Data science and women's cycling (and interactive graphs!)

Hi! I’m a 3rd time Zwift Academy participant excited to get ready for another round in this wonderful community. :blush: I’m also a self-professed data nerd and recently did some analysis on the demographics of the elite women’s peloton using data I found on the UCI website and wrote it up into a blogpost complete with interactive graphs that might be of interest to other people here. :chart_with_upwards_trend::bar_chart: Check it out!
https://ameliabarber.netlify.com/2019/08/04/data-sciencing-womens-cycling-pt-1/

(Unfortunately due to the interactive plots I don’t think it will display super well on mobile devices. So sorry in advance for that).

Update: I did a followup post looking at the relationship between rider ranking, age, and number of years as a pro that can be found here.

Looking forward to another great year in the supportive community that is the Zwift Women’s Academy

Amelia

6 Likes

Wow that blog post looks epic!! Great effort. My first thought was “did you use R?” !

I’m just completing the Microsoft Data Science Specialisation at edX. I took the Python track rather than R (because I want to progress to TensorFlow). Did you find R easy to learn?

You’ve posted the mean years, do you know the median for “How many years do women stay in the peloton?” It must be close to 1 !!

Ride On!

2 Likes

Hi Amelia - I really enjoyed your post, its so hard to find consolidated info on women’s cycling, so thnsk for putting it together.

Good luck with the rest of the academy!

1 Like

Thanks for the kind words and sorry for the delayed response! I guess I have notifications turned off :thinking:

The median number of years is 2 for a female pro to stay in the peloton, which I still found surprisingly low. I also have the data for male riders on UCI teams of all tiers (World Tour, Pro Continental, and Continental) during the same time period and looked real quick and found that the median for male pros is also 2 seasons, but the mean to be higher at 3.39 seasons.

I am relatively new to data science having just started learning R in December, but found it very intuitive thanks to the Tidyverse packages. I’m trying to teach myself the Python data science suite in my free time, but I keep shoving it to the back burner to work on projects like this :wink:.

Thanks Rebecca :blush:

I hope to do some more posts regarding women’s pro cycling, so stay tuned!

Ok thanks for that.
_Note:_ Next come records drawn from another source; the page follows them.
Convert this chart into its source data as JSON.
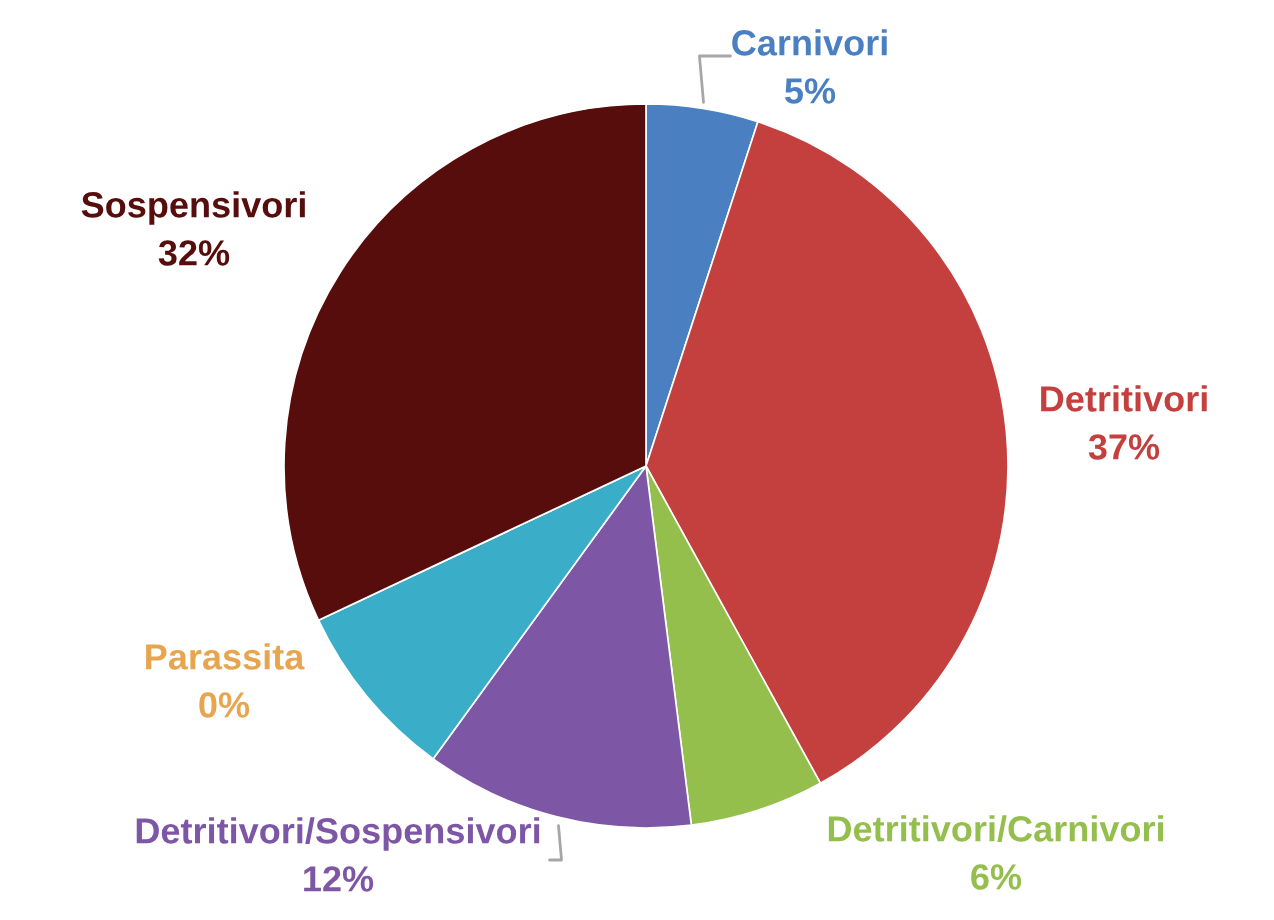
{
  "chart_data": {
    "type": "pie",
    "categories": [
      "Carnivori",
      "Detritivori",
      "Detritivori/Carnivori",
      "Detritivori/Sospensivori",
      null,
      "Parassita",
      "Sospensivori"
    ],
    "values": [
      5,
      37,
      6,
      12,
      8,
      0,
      32
    ],
    "value_labels": [
      "5%",
      "37%",
      "6%",
      "12%",
      null,
      "0%",
      "32%"
    ],
    "colors": [
      "#4a7fc1",
      "#c4403f",
      "#94bf4c",
      "#7d56a5",
      "#3aaec8",
      "#e8a54f",
      "#580d0d"
    ]
  }
}
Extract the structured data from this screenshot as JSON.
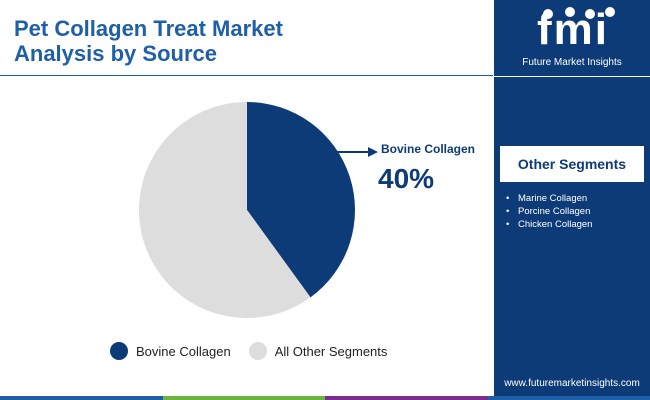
{
  "header": {
    "title_line1": "Pet Collagen Treat Market",
    "title_line2": "Analysis by Source"
  },
  "chart_data": {
    "type": "pie",
    "categories": [
      "Bovine Collagen",
      "All Other Segments"
    ],
    "values": [
      40,
      60
    ],
    "unit": "%",
    "colors": [
      "#0d3b78",
      "#dddddd"
    ],
    "legend_position": "bottom",
    "callout": {
      "label": "Bovine Collagen",
      "value": "40%"
    }
  },
  "legend": {
    "items": [
      {
        "label": "Bovine Collagen",
        "color": "#0d3b78"
      },
      {
        "label": "All Other Segments",
        "color": "#dddddd"
      }
    ]
  },
  "brand": {
    "logo_text": "fmi",
    "name": "Future Market Insights",
    "website": "www.futuremarketinsights.com",
    "panel_color": "#0d3b78"
  },
  "other_segments": {
    "heading": "Other Segments",
    "items": [
      "Marine Collagen",
      "Porcine Collagen",
      "Chicken Collagen"
    ]
  },
  "footer_bar_colors": [
    "#1f5fa8",
    "#6db33f",
    "#7b2c8f",
    "#1f5fa8"
  ]
}
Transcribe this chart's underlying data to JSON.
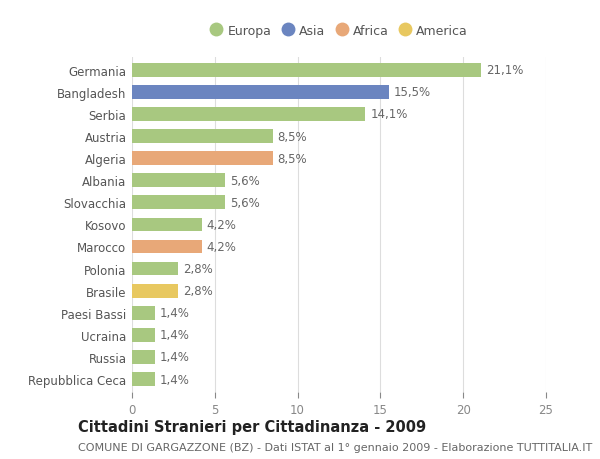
{
  "countries": [
    "Germania",
    "Bangladesh",
    "Serbia",
    "Austria",
    "Algeria",
    "Albania",
    "Slovacchia",
    "Kosovo",
    "Marocco",
    "Polonia",
    "Brasile",
    "Paesi Bassi",
    "Ucraina",
    "Russia",
    "Repubblica Ceca"
  ],
  "values": [
    21.1,
    15.5,
    14.1,
    8.5,
    8.5,
    5.6,
    5.6,
    4.2,
    4.2,
    2.8,
    2.8,
    1.4,
    1.4,
    1.4,
    1.4
  ],
  "labels": [
    "21,1%",
    "15,5%",
    "14,1%",
    "8,5%",
    "8,5%",
    "5,6%",
    "5,6%",
    "4,2%",
    "4,2%",
    "2,8%",
    "2,8%",
    "1,4%",
    "1,4%",
    "1,4%",
    "1,4%"
  ],
  "colors": [
    "#a8c880",
    "#6b85c0",
    "#a8c880",
    "#a8c880",
    "#e8a878",
    "#a8c880",
    "#a8c880",
    "#a8c880",
    "#e8a878",
    "#a8c880",
    "#e8c860",
    "#a8c880",
    "#a8c880",
    "#a8c880",
    "#a8c880"
  ],
  "legend_labels": [
    "Europa",
    "Asia",
    "Africa",
    "America"
  ],
  "legend_colors": [
    "#a8c880",
    "#6b85c0",
    "#e8a878",
    "#e8c860"
  ],
  "title": "Cittadini Stranieri per Cittadinanza - 2009",
  "subtitle": "COMUNE DI GARGAZZONE (BZ) - Dati ISTAT al 1° gennaio 2009 - Elaborazione TUTTITALIA.IT",
  "xlim": [
    0,
    25
  ],
  "xticks": [
    0,
    5,
    10,
    15,
    20,
    25
  ],
  "background_color": "#ffffff",
  "grid_color": "#dddddd",
  "bar_height": 0.62,
  "label_fontsize": 8.5,
  "title_fontsize": 10.5,
  "subtitle_fontsize": 8,
  "tick_fontsize": 8.5,
  "legend_fontsize": 9
}
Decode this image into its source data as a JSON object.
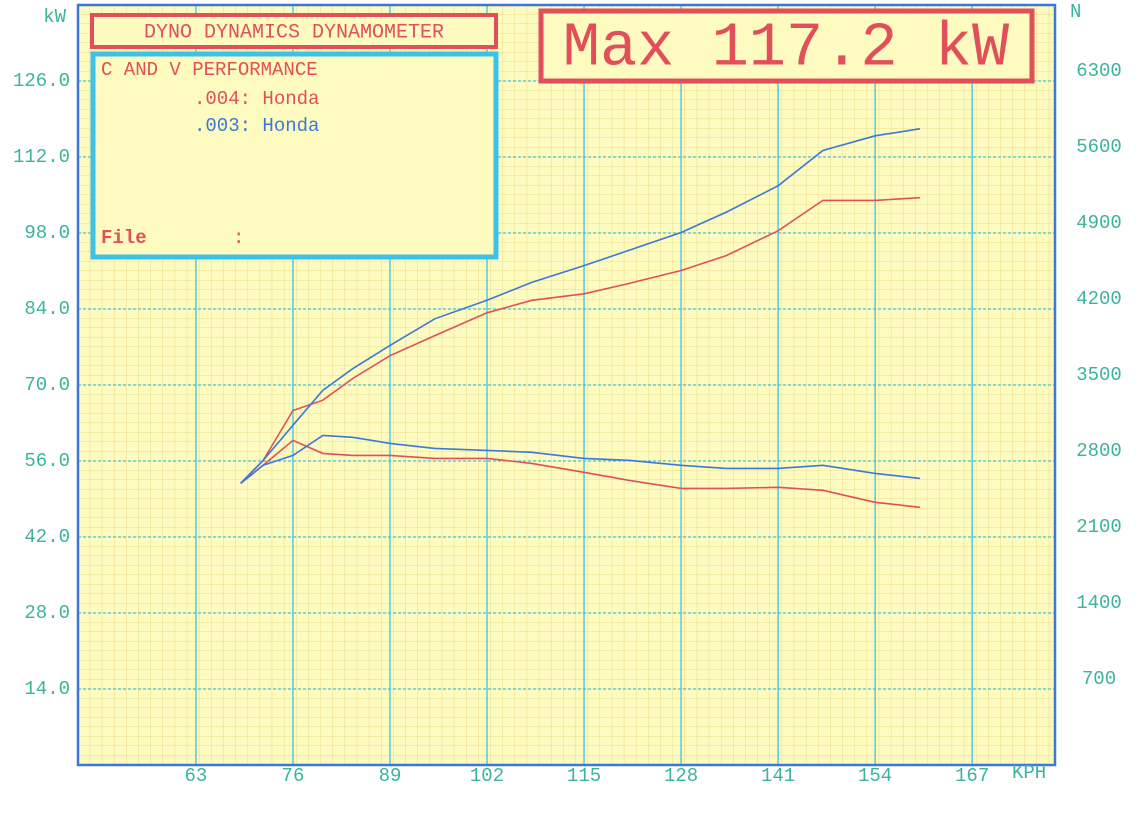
{
  "chart_data": {
    "type": "line",
    "title": "DYNO DYNAMICS DYNAMOMETER",
    "max_label": "Max 117.2 kW",
    "info_box": {
      "title": "C AND V PERFORMANCE",
      "file_label": "File",
      "file_sep": ":"
    },
    "xlabel": "KPH",
    "ylabel": "kW",
    "y2label": "N",
    "x": [
      69,
      72,
      76,
      80,
      84,
      89,
      95,
      102,
      108,
      115,
      121,
      128,
      134,
      141,
      147,
      154,
      160
    ],
    "series": [
      {
        "name": ".004: Honda",
        "color": "#e14f5b",
        "values": [
          51.9,
          56.1,
          65.3,
          67.2,
          71.2,
          75.4,
          79.1,
          83.3,
          85.6,
          86.8,
          88.7,
          91.1,
          93.8,
          98.4,
          104.0,
          104.0,
          104.5
        ]
      },
      {
        "name": ".003: Honda",
        "color": "#3c78d8",
        "values": [
          51.9,
          56.1,
          62.6,
          69.0,
          73.0,
          77.3,
          82.2,
          85.6,
          88.9,
          92.0,
          94.8,
          98.1,
          101.8,
          106.7,
          113.2,
          115.9,
          117.2
        ]
      },
      {
        "color": "#e14f5b",
        "axis": "y2",
        "values": [
          2594,
          2760,
          2990,
          2870,
          2852,
          2852,
          2824,
          2824,
          2778,
          2696,
          2622,
          2548,
          2548,
          2558,
          2530,
          2420,
          2374
        ]
      },
      {
        "color": "#3c78d8",
        "axis": "y2",
        "values": [
          2594,
          2760,
          2852,
          3036,
          3018,
          2962,
          2916,
          2898,
          2880,
          2824,
          2806,
          2760,
          2732,
          2732,
          2760,
          2686,
          2640
        ]
      }
    ],
    "xlim": [
      47.2,
      178.1
    ],
    "xticks": [
      63,
      76,
      89,
      102,
      115,
      128,
      141,
      154,
      167
    ],
    "ylim": [
      0,
      140
    ],
    "yticks": [
      {
        "value": 14,
        "label": "14.0"
      },
      {
        "value": 28,
        "label": "28.0"
      },
      {
        "value": 42,
        "label": "42.0"
      },
      {
        "value": 56,
        "label": "56.0"
      },
      {
        "value": 70,
        "label": "70.0"
      },
      {
        "value": 84,
        "label": "84.0"
      },
      {
        "value": 98,
        "label": "98.0"
      },
      {
        "value": 112,
        "label": "112.0"
      },
      {
        "value": 126,
        "label": "126.0"
      }
    ],
    "y2lim": [
      0,
      7000
    ],
    "y2ticks": [
      700,
      1400,
      2100,
      2800,
      3500,
      4200,
      4900,
      5600,
      6300
    ],
    "grid": true
  }
}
Could you tell me roughly how long the visualisations took to create with R? I’m assuming the ETL were all straightforward because the data could be downloaded from the UCI website. The data science truism is that data preparation takes 80% of the total time. So if that part is taken care of when good quality data is supplied, how long do R visualisations like yours take to create? Python is hard work (but I’ve heard R is tougher!)!

The data from the UCI was very clean and required very minimal wrangling and error correction on my part, which was a pleasant surprise. As far as how long the visualizations took - are we including exploring the data and messing around with multiple options to find the best way to visualize a particular figure – or just writing the code for the finished product? Because those are two very different things, at least for me. I’m not even sure I can give you an accurate estimate of how much time the post took. It was spread in 1-2 hour increments in my free time over two weeks, but let’s say upwards of 15 hours worth of work from downloading the data to hitting publish?

Some visualizations, like tracking of the number of cyclists over the last 15 years took only a few minutes to create. Others, like the interactive map, were a much bigger time investment because I didn’t have much prior experience with geospatial visualization and the UCI used a different country abbreviation system than the base map that’s easily accessible by ggplot (my plotting package). This was also my first time using plotly which is able to transfer a lot of the R/ggplot syntax and features, but not all of it, so some of time was spent learning how to add annotations and control aesthetics in plotly.

I actually think visualizations in R are pretty easy (and highly customizable) thanks to ggplot and its ability to build plot layers, but I’m biased because that’s the system I have spent the most time on. At the end, you can probably create the same figure in similar time with both R and python if you know what you are doing.

Ok thanks for letting me know the time involved to use R for these visualisations Amelia. Sounds like it takes about the same amount of time as Python. I don’t have any coding-language-buyers-remorse now! Ride On!